Zimbabwe’s poultry industry recorded a 19% slump in output, producing an average of 70 million day-old chicks last year with industry players citing escalating cost of stockfeed as well as reduction in demand and supply as the main contributing factors.

BY MTHANDAZO NYONI

A report compiled by the Livestock and Meat Advisory Council (Lmac) indicates that in 2019, farmers produced an average of 70 million day-old chicks compared to 86 million produced in the previous year.

In 2017, production averaged 65 million while in 2016 it stood at 67 million.

“The year started off firmly but the impact of the cost of stockfeed caught up with the industry most noticeably in August and day-old chick production plummeted, recovering only marginally before dipping again in December to a low of four million chicks produced,” the report reads in part.
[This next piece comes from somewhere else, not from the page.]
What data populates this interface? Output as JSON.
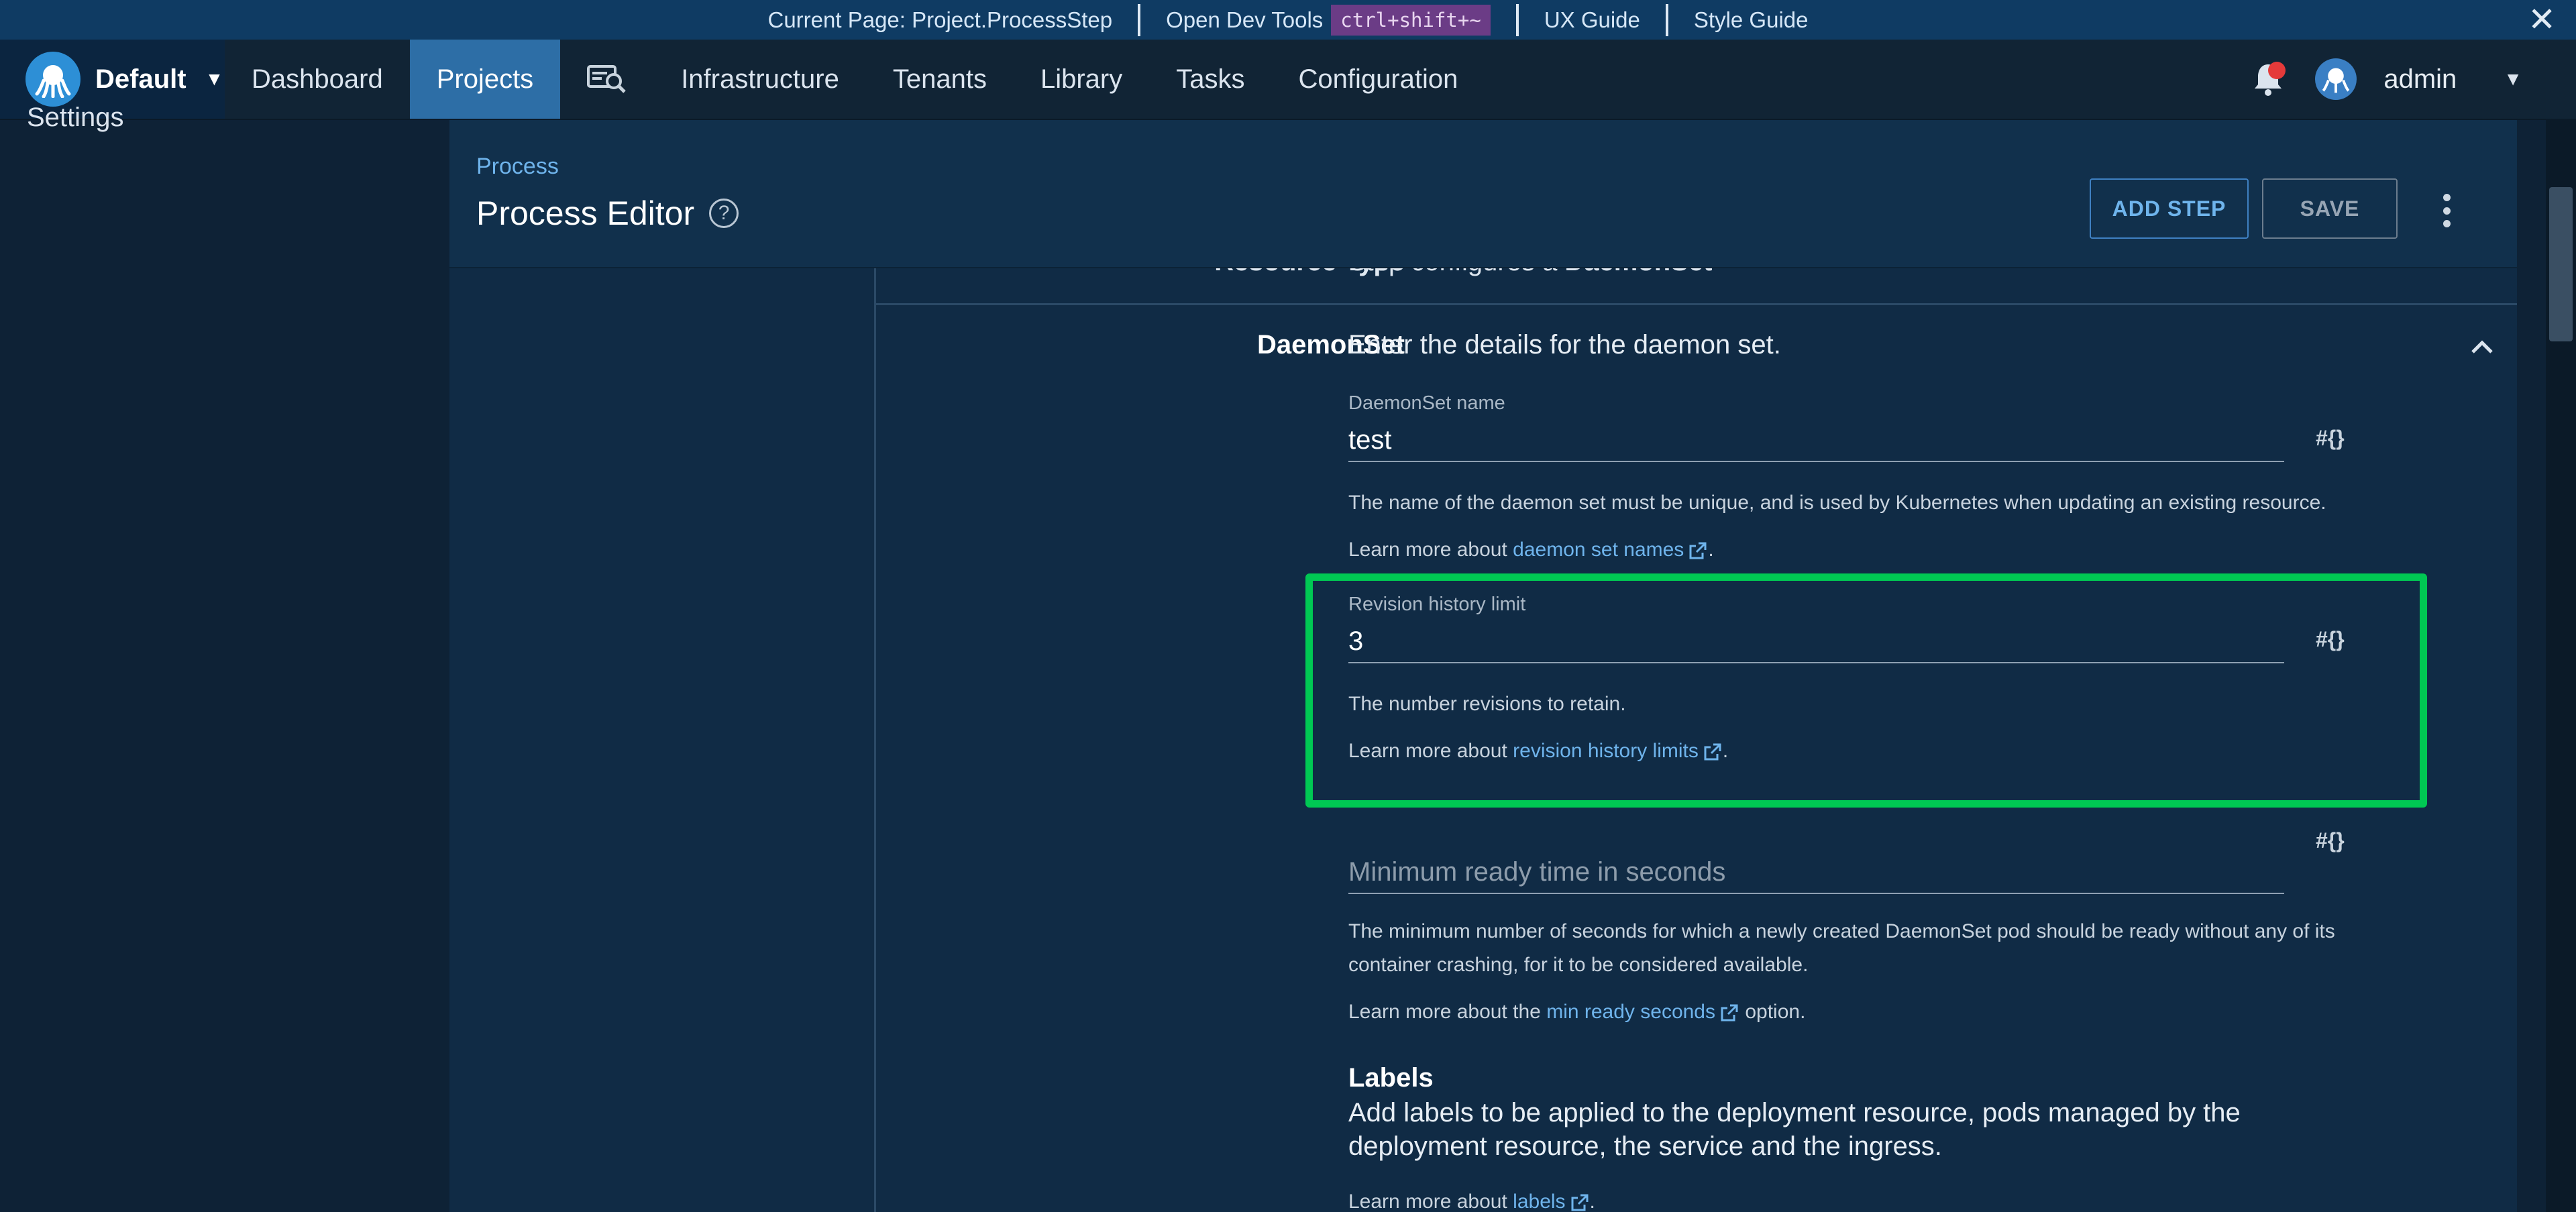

Dwindling stocks of maize coupled with restrictions on maize purchases from farmers brought about by the promulgation of Statutory Instrument 145 of 2019, are some of the challenges threatening the sector’s viability.

In its third quarter report, Lmac had indicated that without increases in consumer purchasing power, the margins from poultry production would be further eroded.

It said the reduced margins had already driven down the producer prices of both day-old chicks, broiler meat and table eggs to lower than prevailing prices in neighbouring countries in US dollar terms, prompting some breeders and farmers to explore export markets.

Lmac said depreciation of the Zimbabwe dollar against the US dollar in the third quarter of 2019 continued to exert pressure on feed and day-old chick prices that were not matched by increases in consumer disposable incomes.